Acte ii scène 7, le jeu de l'amour et du hasard
Premier mouvement :
SILVIA __ Je vous trouve admirable de ne pas le renvoyer tout d'un coup, et de me faire essuyer les brutalités de cet animal-là.
LISETTE __ Pardi, Madame, je ne puis pas jouer deux rôles à la fois ; il faut que je paraisse ou la Maîtresse, ou la Suivante, que j'obéisse ou que j'ordonne.
SILVIA __ Fort bien ; mais puisqu'il n'y est plus, écoutez-moi comme votre Maîtresse : vous voyez bien que cet homme-là ne me convient point.
LISETTE __ Vous n'avez pas eu le temps de l'examiner beaucoup.
SILVIA __ Êtes-vous folle avec votre examen ? Est-il nécessaire de le voir deux fois pour juger du peu de convenance ? En un mot je n'en veux point. Apparemment que mon père n'approuve pas la répugnance qu'il me voit, car il me fuit, et ne me dit mot ; dans cette conjoncture, c'est à vous à me tirer tout doucement d'affaire, en témoignant adroitement à ce jeune homme que vous n'êtes pas dans le goût de l'épouser.

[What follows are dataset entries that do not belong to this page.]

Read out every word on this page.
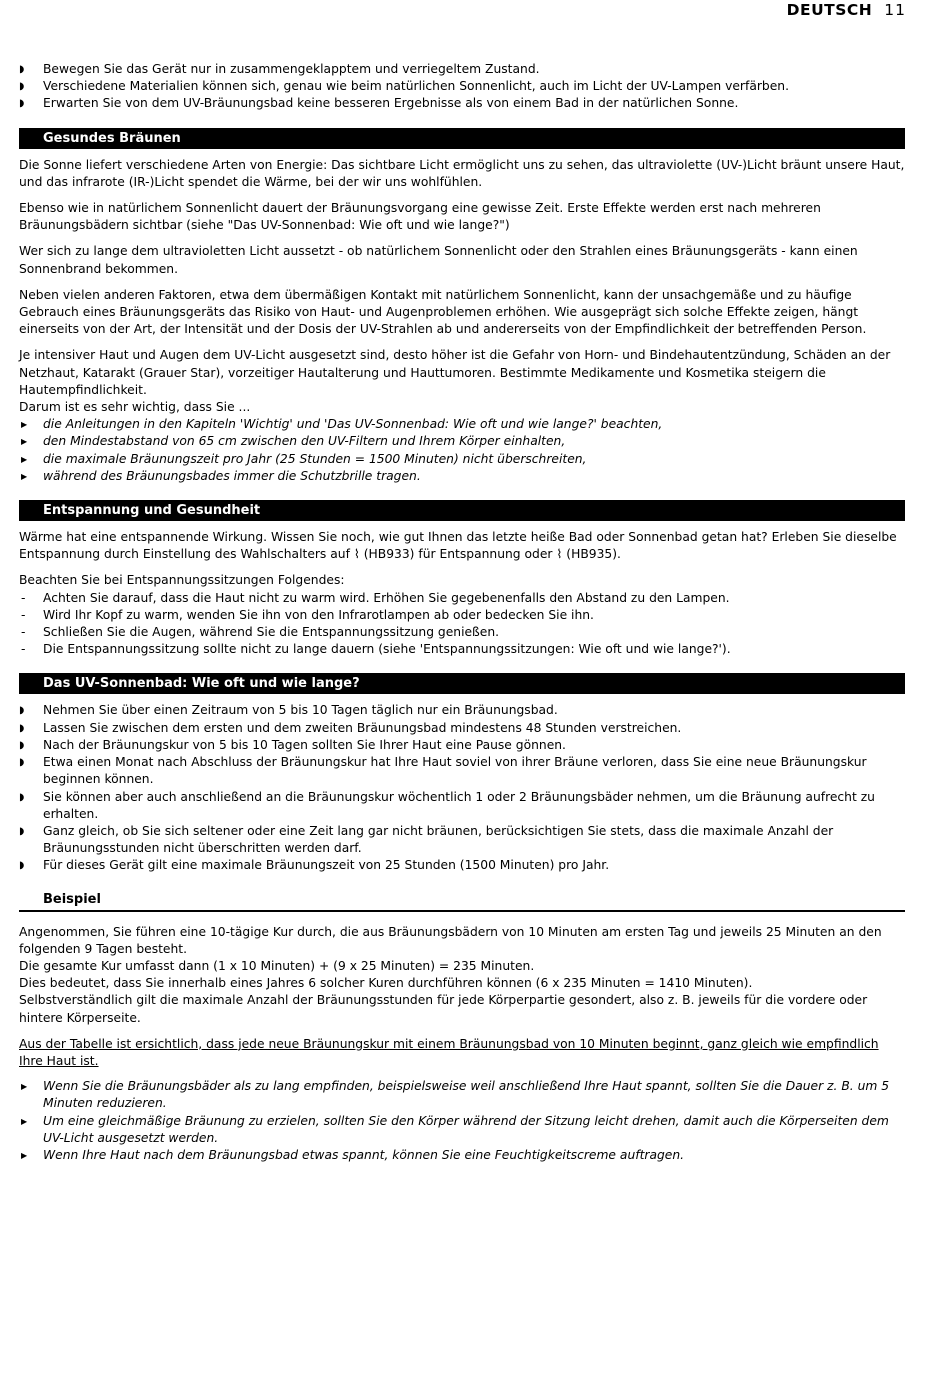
DEUTSCH 11
◗ Bewegen Sie das Gerät nur in zusammengeklapptem und verriegeltem Zustand.
◗ Verschiedene Materialien können sich, genau wie beim natürlichen Sonnenlicht, auch im Licht der UV-Lampen verfärben.
◗ Erwarten Sie von dem UV-Bräunungsbad keine besseren Ergebnisse als von einem Bad in der natürlichen Sonne.
Gesundes Bräunen

Die Sonne liefert verschiedene Arten von Energie: Das sichtbare Licht ermöglicht uns zu sehen, das ultraviolette (UV-)Licht bräunt unsere Haut, und das infrarote (IR-)Licht spendet die Wärme, bei der wir uns wohlfühlen.

Ebenso wie in natürlichem Sonnenlicht dauert der Bräunungsvorgang eine gewisse Zeit. Erste Effekte werden erst nach mehreren Bräunungsbädern sichtbar (siehe "Das UV-Sonnenbad: Wie oft und wie lange?")

Wer sich zu lange dem ultravioletten Licht aussetzt - ob natürlichem Sonnenlicht oder den Strahlen eines Bräunungsgeräts - kann einen Sonnenbrand bekommen.

Neben vielen anderen Faktoren, etwa dem übermäßigen Kontakt mit natürlichem Sonnenlicht, kann der unsachgemäße und zu häufige Gebrauch eines Bräunungsgeräts das Risiko von Haut- und Augenproblemen erhöhen. Wie ausgeprägt sich solche Effekte zeigen, hängt einerseits von der Art, der Intensität und der Dosis der UV-Strahlen ab und andererseits von der Empfindlichkeit der betreffenden Person.

Je intensiver Haut und Augen dem UV-Licht ausgesetzt sind, desto höher ist die Gefahr von Horn- und Bindehautentzündung, Schäden an der Netzhaut, Katarakt (Grauer Star), vorzeitiger Hautalterung und Hauttumoren. Bestimmte Medikamente und Kosmetika steigern die Hautempfindlichkeit.
Darum ist es sehr wichtig, dass Sie ...
▶ die Anleitungen in den Kapiteln 'Wichtig' und 'Das UV-Sonnenbad: Wie oft und wie lange?' beachten,
▶ den Mindestabstand von 65 cm zwischen den UV-Filtern und Ihrem Körper einhalten,
▶ die maximale Bräunungszeit pro Jahr (25 Stunden = 1500 Minuten) nicht überschreiten,
▶ während des Bräunungsbades immer die Schutzbrille tragen.
Entspannung und Gesundheit

Wärme hat eine entspannende Wirkung. Wissen Sie noch, wie gut Ihnen das letzte heiße Bad oder Sonnenbad getan hat? Erleben Sie dieselbe Entspannung durch Einstellung des Wahlschalters auf ⌇ (HB933) für Entspannung oder ⌇ (HB935).

Beachten Sie bei Entspannungssitzungen Folgendes:
- Achten Sie darauf, dass die Haut nicht zu warm wird. Erhöhen Sie gegebenenfalls den Abstand zu den Lampen.
- Wird Ihr Kopf zu warm, wenden Sie ihn von den Infrarotlampen ab oder bedecken Sie ihn.
- Schließen Sie die Augen, während Sie die Entspannungssitzung genießen.
- Die Entspannungssitzung sollte nicht zu lange dauern (siehe 'Entspannungssitzungen: Wie oft und wie lange?').
Das UV-Sonnenbad: Wie oft und wie lange?
◗ Nehmen Sie über einen Zeitraum von 5 bis 10 Tagen täglich nur ein Bräunungsbad.
◗ Lassen Sie zwischen dem ersten und dem zweiten Bräunungsbad mindestens 48 Stunden verstreichen.
◗ Nach der Bräunungskur von 5 bis 10 Tagen sollten Sie Ihrer Haut eine Pause gönnen.
◗ Etwa einen Monat nach Abschluss der Bräunungskur hat Ihre Haut soviel von ihrer Bräune verloren, dass Sie eine neue Bräunungskur beginnen können.
◗ Sie können aber auch anschließend an die Bräunungskur wöchentlich 1 oder 2 Bräunungsbäder nehmen, um die Bräunung aufrecht zu erhalten.
◗ Ganz gleich, ob Sie sich seltener oder eine Zeit lang gar nicht bräunen, berücksichtigen Sie stets, dass die maximale Anzahl der Bräunungsstunden nicht überschritten werden darf.
◗ Für dieses Gerät gilt eine maximale Bräunungszeit von 25 Stunden (1500 Minuten) pro Jahr.
Beispiel
Angenommen, Sie führen eine 10-tägige Kur durch, die aus Bräunungsbädern von 10 Minuten am ersten Tag und jeweils 25 Minuten an den folgenden 9 Tagen besteht.
Die gesamte Kur umfasst dann (1 x 10 Minuten) + (9 x 25 Minuten) = 235 Minuten.
Dies bedeutet, dass Sie innerhalb eines Jahres 6 solcher Kuren durchführen können (6 x 235 Minuten = 1410 Minuten).
Selbstverständlich gilt die maximale Anzahl der Bräunungsstunden für jede Körperpartie gesondert, also z. B. jeweils für die vordere oder hintere Körperseite.
Aus der Tabelle ist ersichtlich, dass jede neue Bräunungskur mit einem Bräunungsbad von 10 Minuten beginnt, ganz gleich wie empfindlich Ihre Haut ist.
▶ Wenn Sie die Bräunungsbäder als zu lang empfinden, beispielsweise weil anschließend Ihre Haut spannt, sollten Sie die Dauer z. B. um 5 Minuten reduzieren.
▶ Um eine gleichmäßige Bräunung zu erzielen, sollten Sie den Körper während der Sitzung leicht drehen, damit auch die Körperseiten dem UV-Licht ausgesetzt werden.
▶ Wenn Ihre Haut nach dem Bräunungsbad etwas spannt, können Sie eine Feuchtigkeitscreme auftragen.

LISETTE __ Je ne saurais, Madame.
SILVIA __ Vous ne sauriez ! Et qu'est-ce qui vous en empêche ?
LISETTE __ Monsieur Orgon me l'a défendu.
SILVIA __ Il vous l'a défendu ! Mais je ne reconnais point mon père à ce procédé-là.
LISETTE __ Positivement défendu.
SILVIA __ Eh bien, je vous charge de lui dire mes dégoûts, et de l'assurer qu'ils sont invincibles ; je ne saurais me persuader qu'après cela il veuille pousser les choses plus loin.
Deuxième mouvement :
LISETTE __ Mais, Madame, le futur qu'a-t-il donc de si désagréable, de si rebutant ?
SILVIA __ Il me déplaît vous dis-je, et votre peu de zèle aussi.
LISETTE __ Donnez-vous le temps de voir ce qu'il est, voilà tout ce qu'on vous demande.
SILVIA __ Je le hais assez sans prendre du temps pour le haïr davantage.
LISETTE __ Son valet qui fait l'important ne vous aurait-il point gâté l'esprit sur son compte ?
SILVIA __ Hum, la sotte ! Son valet a bien affaire ici !
LISETTE __ C'est que je me méfie de lui, car il est raisonneur.